A women’s prison local to LPC has been dubbed the “rape club” after years of rampant sexual abuse within the facility was uncovered by authorities. Of a prison population of 605, a handful of the incarcerated women were taught by LPC’s own.
On April 15, the Federal Bureau of Prisons (BOP) announced that the Federal Correctional Institution in Dublin – a low-security federal prison for female inmates known as FCI Dublin – would be shut down for the foreseeable future.
LPC’s Rising Scholars Program, which is part of a larger Rising Scholars Network across California, provides educational services and opportunities for incarcerated women. For the past several years, Las Positas professors have taught student-inmates at FCI Dublin.
In 2021, the FBI launched an investigation into the prison. Eight FCI employees were charged with sexually abusing inmates. In March of this year, the FBI raided the facility. After the prison was confronted with nearly 60 lawsuits from women incarcerated there and a class-action lawsuit alleging sexual assault and retaliation for reporting incidents from guards and other prison officials, the Federal Bureau of Prisons took further action.
According to the BOP, the closure of FCI Dublin would be temporary. For the 203 employees of FCI Dublin, BOP stated nobody would lose their jobs. However, for the 605 incarcerated women, this closure of FCI Dublin meant that a majority of them have since been transferred via bus to high-security prisons across the country. With inmates being transferred away from their families and temporarily barred from video-visits, the life they knew at FCI Dublin was effectively upended.
This includes all of the women participating in LPC’s Rising Scholars program. Inevitably, the situation at FCI Dublin would ultimately lead the program and the education of the inmates to an abrupt halt.
LPC partnered with FCI Dublin back in 2020 in a project called the Las Positas College’s Adult Education Project — now titled Noncredit Business Academy — bringing seven college courses to inmates and the opportunity to complete two certificates in Small Business Management and Customer Service.
By the fall of 2021, LPC had launched the Women’s Business Initiative with the BOP. The initiative enlisted selected inmates and provided them the opportunity to pursue an Associate’s degree in Business Administration. This allowed students in the facility to gain skills required for transfer – with credits pertaining specifically to business – to California’s public university systems and other higher education institutions.
Both of these programs would be housed under the Rising Scholars program umbrella.
Kimberly Tomlinson is a professor of religious studies at LPC. In the midst of the COVID-19 pandemic in 2021, she volunteered to teach incarcerated students for a semester at FCI Dublin.
“It’s a lot of unknowns,” Tomlinson said. “I don’t know how far along they were or if they were even in the middle of a semester when the shutdown happened.”

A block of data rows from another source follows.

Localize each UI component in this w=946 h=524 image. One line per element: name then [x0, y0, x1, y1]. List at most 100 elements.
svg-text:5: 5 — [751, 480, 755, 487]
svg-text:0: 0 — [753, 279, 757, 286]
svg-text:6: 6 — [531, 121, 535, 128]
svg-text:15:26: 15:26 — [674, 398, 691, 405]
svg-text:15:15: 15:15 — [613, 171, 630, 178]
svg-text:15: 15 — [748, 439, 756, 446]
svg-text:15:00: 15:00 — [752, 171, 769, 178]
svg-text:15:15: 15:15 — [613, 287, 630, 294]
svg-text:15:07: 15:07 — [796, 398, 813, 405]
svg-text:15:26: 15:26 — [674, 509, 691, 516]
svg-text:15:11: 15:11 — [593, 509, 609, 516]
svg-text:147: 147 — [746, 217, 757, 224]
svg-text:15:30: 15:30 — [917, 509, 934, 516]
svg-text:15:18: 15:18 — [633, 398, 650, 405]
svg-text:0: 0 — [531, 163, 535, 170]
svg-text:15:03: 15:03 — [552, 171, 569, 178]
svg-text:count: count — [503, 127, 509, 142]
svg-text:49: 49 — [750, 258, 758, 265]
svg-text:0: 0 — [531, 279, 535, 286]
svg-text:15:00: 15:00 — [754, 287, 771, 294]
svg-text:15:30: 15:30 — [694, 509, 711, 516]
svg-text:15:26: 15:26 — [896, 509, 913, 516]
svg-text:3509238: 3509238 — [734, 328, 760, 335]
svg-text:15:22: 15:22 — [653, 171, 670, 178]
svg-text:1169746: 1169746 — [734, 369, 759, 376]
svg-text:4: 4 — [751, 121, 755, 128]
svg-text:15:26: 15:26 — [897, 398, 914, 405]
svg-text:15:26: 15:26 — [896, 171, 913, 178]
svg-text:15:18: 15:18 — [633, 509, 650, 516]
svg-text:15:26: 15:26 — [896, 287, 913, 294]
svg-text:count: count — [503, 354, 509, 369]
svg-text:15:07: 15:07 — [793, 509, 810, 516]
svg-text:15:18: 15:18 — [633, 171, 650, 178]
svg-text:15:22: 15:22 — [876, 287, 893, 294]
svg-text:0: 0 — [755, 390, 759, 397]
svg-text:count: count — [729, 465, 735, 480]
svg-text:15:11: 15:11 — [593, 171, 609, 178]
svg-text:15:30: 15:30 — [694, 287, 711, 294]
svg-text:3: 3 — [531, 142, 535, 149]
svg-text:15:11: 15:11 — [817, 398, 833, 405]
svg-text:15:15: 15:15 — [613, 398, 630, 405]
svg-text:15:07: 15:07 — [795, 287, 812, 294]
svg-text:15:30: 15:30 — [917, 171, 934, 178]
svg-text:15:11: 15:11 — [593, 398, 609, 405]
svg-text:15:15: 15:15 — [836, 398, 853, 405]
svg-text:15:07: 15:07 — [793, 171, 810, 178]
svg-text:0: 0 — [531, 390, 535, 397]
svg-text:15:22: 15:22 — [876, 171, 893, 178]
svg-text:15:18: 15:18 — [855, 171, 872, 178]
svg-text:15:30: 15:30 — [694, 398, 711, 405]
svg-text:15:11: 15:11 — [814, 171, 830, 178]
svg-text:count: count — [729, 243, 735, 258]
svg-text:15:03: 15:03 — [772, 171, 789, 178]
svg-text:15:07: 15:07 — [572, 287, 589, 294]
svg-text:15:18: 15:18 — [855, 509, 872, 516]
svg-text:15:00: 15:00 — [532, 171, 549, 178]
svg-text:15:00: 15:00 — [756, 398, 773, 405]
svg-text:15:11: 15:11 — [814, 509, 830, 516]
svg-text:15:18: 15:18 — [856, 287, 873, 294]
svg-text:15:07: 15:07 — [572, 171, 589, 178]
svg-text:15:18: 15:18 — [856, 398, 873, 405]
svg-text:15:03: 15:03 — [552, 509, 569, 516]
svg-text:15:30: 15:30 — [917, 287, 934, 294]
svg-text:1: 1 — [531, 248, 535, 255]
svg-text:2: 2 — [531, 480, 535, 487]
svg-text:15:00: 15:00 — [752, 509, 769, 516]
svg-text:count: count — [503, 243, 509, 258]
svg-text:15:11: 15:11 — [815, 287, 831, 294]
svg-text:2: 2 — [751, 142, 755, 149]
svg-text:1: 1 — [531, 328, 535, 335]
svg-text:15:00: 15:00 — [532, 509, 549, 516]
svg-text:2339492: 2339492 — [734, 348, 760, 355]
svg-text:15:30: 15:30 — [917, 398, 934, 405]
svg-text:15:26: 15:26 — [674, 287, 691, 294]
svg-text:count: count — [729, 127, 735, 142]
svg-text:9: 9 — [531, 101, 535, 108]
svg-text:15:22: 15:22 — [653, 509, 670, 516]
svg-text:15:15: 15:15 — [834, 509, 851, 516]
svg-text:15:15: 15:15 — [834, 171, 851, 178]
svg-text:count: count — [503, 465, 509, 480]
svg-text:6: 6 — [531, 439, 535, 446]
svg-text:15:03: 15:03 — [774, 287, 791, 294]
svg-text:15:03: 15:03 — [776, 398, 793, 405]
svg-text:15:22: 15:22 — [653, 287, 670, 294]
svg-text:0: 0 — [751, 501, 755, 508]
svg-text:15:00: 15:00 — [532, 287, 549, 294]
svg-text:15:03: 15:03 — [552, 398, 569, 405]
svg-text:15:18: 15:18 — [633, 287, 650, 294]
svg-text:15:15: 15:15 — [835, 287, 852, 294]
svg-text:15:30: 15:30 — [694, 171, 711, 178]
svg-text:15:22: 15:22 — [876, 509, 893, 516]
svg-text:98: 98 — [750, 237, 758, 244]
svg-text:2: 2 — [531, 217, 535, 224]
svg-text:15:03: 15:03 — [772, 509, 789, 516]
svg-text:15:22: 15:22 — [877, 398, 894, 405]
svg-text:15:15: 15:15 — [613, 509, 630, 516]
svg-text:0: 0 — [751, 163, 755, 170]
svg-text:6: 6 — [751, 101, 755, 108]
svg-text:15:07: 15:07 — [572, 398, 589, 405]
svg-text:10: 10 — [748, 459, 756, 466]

Traci Peterson, LPC’s current Education Partnerships Project Manager, now handles the Rising Scholars program at LPC. She took up the role of her predecessor Emerald Templeton in January of this year after Templeton’s departure from LPC in September in 2023. Templeton had been the coordinator for the business program within the Rising Scholars program in partnership with FCI Dublin in 2020.
Peterson recalls what she observed while visiting Rising Scholar students in the Dublin facility.
“The students are amazing and so happy to be in the classes, and it was a really great experience,” she said. “We had plans, so it was really a disappointment, especially for the faculty. And of course, the students in the program are the ones who lose out the most by the closure of FCI Dublin.”
Before its closure almost a month ago, the program planned to have Kevin Harral, LPC’s Director of Financial Aid, as a guest speaker for the incarcerated students.
“He was going to talk to the students about financial aid opportunities and we were hoping that our students could apply for Pell grants so it could pay for tuition,” Peterson said.
In July 2023, all incarcerated students in California and throughout the country became eligible for federal Pell Grants.
There were even talks about doing graduation ceremonies for the students within the Rising Scholars program.
In regards to finding another facility, there are no other women’s federal prisons within the Bay Area. “There’s only 122 federal prisons in the country,” Peterson added. “I don’t think there’s one nearby, but we’re going to do the work we’re called to do wherever it is, we’ll figure it out.”
The program has the entire summer to prepare itself for the chance to support FCI Dublin upon its reinstatement or another facility, possibly within the next year.
On the program’s future, Peterson said, “Right now we’re really trying to focus on a couple areas so in the next year we can really build up a program that we’re proud of that will still serve those people that need the services.”
”Even though now FCI Dublin is closed, we’re just getting started. We have a new Rising Scholars grant, we’re excited and we’re ready to go.”
On May 1, BOP spokesman Scott Taylor said, “No women are remaining at FCI Dublin.”
It is currently unknown when the facility will reopen, and if inmates — especially those who were on track to acquire their certificate or associate degree from LPC’s Rising Scholars program — would ever return, if at all.